Sunday, June 8, 2008

The Marine Mammal Center Reaches Milestone in Facility Revamp

The Marine Mammal Center Reaches Milestone in Facility Revamp

The Marine Mammal Center in Sausaltio, California has completed the first year of a two-year long construction project to rebuild its veterinary hospital for seals, sea lions and dolphins. The Center is one of the longest running hospitals of its kind in the world.

Sausalito, Calif. (PRWEB) December 15, 2006

The Marine Mammal Center announces its one-year anniversary of construction since it broke ground to rebuild its new veterinary teaching hospital, research center and educational headquarters in Sausalito, California last November. The $25 million project is one of the most ambitious projects underway in the North Bay Area right now. The new Marine Mammal Center will be located on the grounds of the existing facility, on 35,000 square feet of land, formerly a Nike missile site, in the Marin Headlands. When completed, it will boast species-specific pens and pools with solar panels, a modernized, underground water filtration system, and a campus of buildings to house critical veterinary, staff and educational operations, as well as an exhibits area for the public to see and learn more about seals, sea lions and other marine mammals The Center rescues and rehabilitates. To date, The Center has raised $18 million and expects to complete its rebuild by the end of 2007.

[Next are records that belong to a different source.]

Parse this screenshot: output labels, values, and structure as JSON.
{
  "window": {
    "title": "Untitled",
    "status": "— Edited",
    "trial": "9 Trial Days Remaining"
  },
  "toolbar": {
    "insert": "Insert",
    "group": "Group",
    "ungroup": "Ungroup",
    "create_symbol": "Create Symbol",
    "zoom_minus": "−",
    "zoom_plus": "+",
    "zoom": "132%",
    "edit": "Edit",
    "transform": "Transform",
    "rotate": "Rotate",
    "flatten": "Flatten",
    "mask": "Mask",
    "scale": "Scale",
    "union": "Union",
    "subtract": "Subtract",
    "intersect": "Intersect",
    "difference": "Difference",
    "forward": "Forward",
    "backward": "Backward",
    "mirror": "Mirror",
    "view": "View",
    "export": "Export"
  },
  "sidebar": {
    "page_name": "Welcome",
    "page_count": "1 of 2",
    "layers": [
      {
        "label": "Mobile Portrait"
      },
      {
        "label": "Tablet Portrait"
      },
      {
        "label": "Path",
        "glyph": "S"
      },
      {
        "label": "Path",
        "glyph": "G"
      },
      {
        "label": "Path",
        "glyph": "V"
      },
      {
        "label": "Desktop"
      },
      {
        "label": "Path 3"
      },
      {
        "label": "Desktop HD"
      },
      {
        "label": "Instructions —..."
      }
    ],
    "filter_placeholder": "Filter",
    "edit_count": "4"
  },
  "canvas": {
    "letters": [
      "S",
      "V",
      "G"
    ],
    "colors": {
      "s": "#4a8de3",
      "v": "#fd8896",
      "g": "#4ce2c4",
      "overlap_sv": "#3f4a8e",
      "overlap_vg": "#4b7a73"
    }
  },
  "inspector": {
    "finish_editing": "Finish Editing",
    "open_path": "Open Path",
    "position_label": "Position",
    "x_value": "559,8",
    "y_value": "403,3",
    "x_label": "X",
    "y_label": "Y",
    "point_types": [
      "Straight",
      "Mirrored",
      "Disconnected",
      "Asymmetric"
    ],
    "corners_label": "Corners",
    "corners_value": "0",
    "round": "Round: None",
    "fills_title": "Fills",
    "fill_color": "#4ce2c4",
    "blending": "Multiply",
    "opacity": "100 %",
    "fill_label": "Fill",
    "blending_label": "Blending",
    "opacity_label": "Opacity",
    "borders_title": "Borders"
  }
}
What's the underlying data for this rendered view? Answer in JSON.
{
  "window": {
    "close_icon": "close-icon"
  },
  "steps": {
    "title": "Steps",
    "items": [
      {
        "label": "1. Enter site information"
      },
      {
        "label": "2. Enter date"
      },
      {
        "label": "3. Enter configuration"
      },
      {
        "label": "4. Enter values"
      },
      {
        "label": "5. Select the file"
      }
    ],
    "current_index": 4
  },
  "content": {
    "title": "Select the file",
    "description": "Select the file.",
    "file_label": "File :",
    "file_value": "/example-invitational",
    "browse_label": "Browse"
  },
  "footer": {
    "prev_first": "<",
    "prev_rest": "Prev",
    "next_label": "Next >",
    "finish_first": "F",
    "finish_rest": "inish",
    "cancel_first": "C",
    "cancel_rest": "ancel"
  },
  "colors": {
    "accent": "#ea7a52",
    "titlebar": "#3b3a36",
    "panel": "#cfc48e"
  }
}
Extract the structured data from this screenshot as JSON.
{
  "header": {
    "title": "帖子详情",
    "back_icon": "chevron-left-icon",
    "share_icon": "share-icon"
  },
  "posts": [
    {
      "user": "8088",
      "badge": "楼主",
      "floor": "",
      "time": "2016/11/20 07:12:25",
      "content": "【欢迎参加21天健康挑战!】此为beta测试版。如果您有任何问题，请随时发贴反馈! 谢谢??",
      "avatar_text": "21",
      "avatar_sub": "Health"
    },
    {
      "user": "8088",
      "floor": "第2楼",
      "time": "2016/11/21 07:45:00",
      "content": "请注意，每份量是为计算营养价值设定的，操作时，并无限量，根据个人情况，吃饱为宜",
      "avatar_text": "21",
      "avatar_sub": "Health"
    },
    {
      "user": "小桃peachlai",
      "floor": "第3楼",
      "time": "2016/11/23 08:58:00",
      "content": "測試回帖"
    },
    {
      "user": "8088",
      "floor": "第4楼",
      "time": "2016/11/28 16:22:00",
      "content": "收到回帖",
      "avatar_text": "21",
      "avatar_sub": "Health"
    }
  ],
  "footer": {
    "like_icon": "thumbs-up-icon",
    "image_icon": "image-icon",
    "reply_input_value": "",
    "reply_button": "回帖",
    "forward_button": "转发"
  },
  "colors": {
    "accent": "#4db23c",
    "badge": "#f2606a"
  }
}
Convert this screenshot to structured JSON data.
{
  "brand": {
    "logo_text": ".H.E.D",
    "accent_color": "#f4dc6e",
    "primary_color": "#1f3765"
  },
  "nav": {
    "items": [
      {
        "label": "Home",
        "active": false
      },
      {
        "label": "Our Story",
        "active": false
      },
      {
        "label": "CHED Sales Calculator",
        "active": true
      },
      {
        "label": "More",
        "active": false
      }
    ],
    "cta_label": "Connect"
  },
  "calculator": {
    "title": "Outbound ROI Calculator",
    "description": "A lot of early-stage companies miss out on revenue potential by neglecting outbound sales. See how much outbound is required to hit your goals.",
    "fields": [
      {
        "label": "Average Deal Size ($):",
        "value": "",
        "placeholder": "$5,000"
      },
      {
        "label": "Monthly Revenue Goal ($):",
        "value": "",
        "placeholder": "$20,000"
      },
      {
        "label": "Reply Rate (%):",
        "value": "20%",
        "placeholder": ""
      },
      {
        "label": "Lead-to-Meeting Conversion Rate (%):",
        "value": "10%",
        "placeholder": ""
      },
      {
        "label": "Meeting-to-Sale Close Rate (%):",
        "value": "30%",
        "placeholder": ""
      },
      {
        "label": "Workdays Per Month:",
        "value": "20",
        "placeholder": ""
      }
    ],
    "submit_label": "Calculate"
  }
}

"In October, we announced the public phase of our capital campaign - a strategy to involve the public to help raise the remaining funds needed to make the project complete," said B. J. Griffin, Executive Director at The Marine Mammal Center. "A four month-long record-breaking rainy season earlier this year delayed the construction project, and at the same time, the $18 million dollar project price tag increased to $25 million due to the dramatic rise in prices of concrete, steel and PVC."

Soon, construction crews will pour the foundation that will support the new Community Education building. This, along with three other buildings, will make up the Life Sciences Center complex. Within that complex will be medical and animal care buildings and a Veterinary Science building. The Community Education building will house the public exhibits area as well as retail store and indoor classrooms. In all, approximately 67,500 cubic feet (nearly 4600 tons) of concrete will be poured for all of the buildings.  

The Marine Mammal Center's 30-year old collection of patched together shipping containers, trailers, pens, pumps and pools has deteriorated beyond repair. The Center's most critical need is to build new facilities if it is to continue to advance its work. As the only organization federally authorized to rescue marine mammals along 600 miles of northern and central California coastline, staff and volunteers rescue hundreds of animals each year. Many of those animals suffer from a multitude of injuries and maladies ranging from fishing entanglements to biotoxin poisoning and cancer.

Gifts totaling more than $500,000 from The Koret Foundation in San Francisco, the DMARLOU Foundation and the Wells Fargo Foundation, will help The Center move forward towards meeting its fundraising goal. Generous leadership donors such as The Marin Community Foundation, the Packard Foundation, the late William Kimball and the Geoffrey C. Hughes Foundation have helped launch The Center into its current construction phase.

To learn more about the capital campaign, call The Marine Mammal Center's Development Office at (415) 289-7335.

About The Marine Mammal Center

Headquartered in the Golden Gate National Recreation Area in Sausalito, California, The Marine Mammal Center is a nonprofit veterinary teaching hospital and research and educational center dedicated to the rescue and rehabilitation of ill and injured seals, sea lions, otters, dolphins and other marine mammals, and to the research of their diseases. Since 1975, marine science organizations around the world have come to rely upon the body of knowledge The Center has accumulated about its patients and ocean health. The Center shares this information, along with its pioneering veterinary techniques and skills, whenever and wherever needed. The Center also strives to educate the public on the health of marine mammals and the importance of conserving our shared ocean environment.